A fresh result of the determined withholding from women of the distinction and approbation which has been honestly earned, is manifesting itself in a curious manner in these modern times. Women too noble by nature to indulge in ignoble ways the faculties within them that cried out for exercise, stung by taunts of inferiority, chafed by the deprivation of means for obtaining the rational education and the experience of the world which were to them as the very breath of life, conscious of talents no whit inferior to those of the men about them, have flung themselves into the whirl of public affairs, and, with truly admirable perseverance and indomitable pluck, have won for themselves the only honours open to them.

Some good has thereby been wrought. Employments suited to women, and hitherto closed to them, have now been thrown open; book-learning—too often a miserable system of cram, but perhaps better than nothing at all—has been placed within their reach. Public attention has been attracted to long-standing injustice; and considering the immense importance to the whole race of the full development of all the faculties of women, it was, and still is, to the interest of the public to give the fullest attention to the subject which it can manage to spare.

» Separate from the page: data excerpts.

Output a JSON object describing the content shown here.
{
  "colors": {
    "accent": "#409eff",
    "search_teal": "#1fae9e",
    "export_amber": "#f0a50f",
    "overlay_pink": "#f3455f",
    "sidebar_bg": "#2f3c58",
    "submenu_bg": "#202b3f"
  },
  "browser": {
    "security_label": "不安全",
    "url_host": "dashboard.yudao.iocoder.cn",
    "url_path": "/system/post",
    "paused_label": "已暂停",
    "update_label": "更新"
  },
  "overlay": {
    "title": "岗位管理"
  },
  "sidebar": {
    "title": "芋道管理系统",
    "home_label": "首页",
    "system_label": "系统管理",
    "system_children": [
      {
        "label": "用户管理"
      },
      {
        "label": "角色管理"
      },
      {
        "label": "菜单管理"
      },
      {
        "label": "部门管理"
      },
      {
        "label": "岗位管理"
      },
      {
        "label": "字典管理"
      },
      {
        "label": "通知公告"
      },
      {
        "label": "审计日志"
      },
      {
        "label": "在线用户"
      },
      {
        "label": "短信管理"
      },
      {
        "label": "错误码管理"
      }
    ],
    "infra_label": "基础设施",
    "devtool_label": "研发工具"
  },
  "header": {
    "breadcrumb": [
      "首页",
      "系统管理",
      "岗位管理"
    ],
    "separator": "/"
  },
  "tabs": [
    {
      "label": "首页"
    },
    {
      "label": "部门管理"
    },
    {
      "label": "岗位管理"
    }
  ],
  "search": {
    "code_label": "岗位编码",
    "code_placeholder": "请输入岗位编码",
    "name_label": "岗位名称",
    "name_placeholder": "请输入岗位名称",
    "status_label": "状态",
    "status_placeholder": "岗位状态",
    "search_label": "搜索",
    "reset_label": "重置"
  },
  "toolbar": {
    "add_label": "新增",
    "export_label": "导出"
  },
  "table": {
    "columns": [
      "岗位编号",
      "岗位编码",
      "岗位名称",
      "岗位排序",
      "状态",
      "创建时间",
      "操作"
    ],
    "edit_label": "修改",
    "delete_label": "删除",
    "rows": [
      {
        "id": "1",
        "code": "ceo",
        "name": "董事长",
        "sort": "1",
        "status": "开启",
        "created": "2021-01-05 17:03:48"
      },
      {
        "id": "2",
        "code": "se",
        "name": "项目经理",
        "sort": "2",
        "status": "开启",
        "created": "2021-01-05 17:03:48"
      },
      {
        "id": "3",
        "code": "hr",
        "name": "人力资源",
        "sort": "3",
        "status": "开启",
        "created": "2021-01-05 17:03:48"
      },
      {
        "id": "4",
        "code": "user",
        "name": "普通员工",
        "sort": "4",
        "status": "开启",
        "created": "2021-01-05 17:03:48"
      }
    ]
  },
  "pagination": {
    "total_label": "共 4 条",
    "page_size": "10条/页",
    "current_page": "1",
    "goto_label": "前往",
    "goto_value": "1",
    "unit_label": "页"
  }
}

Unfortunately the affair has another aspect which here closely concerns us. The over-eagerness with which some women have thrown themselves into the struggle for existence has in some quarters earned for the sex as a whole the reputation of possessing more self-feeling, less disinterestedness, and more sordidness of aim than men. It has been rashly assumed that because the pioneers of a movement have acted foolishly, because they have been injured in fighting a battle harder than any that will have to be fought by those for whom they prepare the way, all women are necessarily unfit for active life in the world. Alarm on the one side generates deleterious irritation on the other side. Faculties which might be devoted to the creditable performance of valuable work are dissipated in fighting for the privilege of doing the work at all. It should be remembered that those who have been starved always devour food with injurious avidity when it is at last brought within their reach, unless they are mercifully restrained by wise well-wishers.

It cannot be doubted, however, that women who conscientiously perform their own special work in the world must have less strength at their disposal for other work than the majority of men. So far from this being to their discredit, the extreme importance of their own special functions ought to be more generally recognised. At the present time, the women who neglect their duties are apparently held in as much esteem as the women who render the State the highest possible service.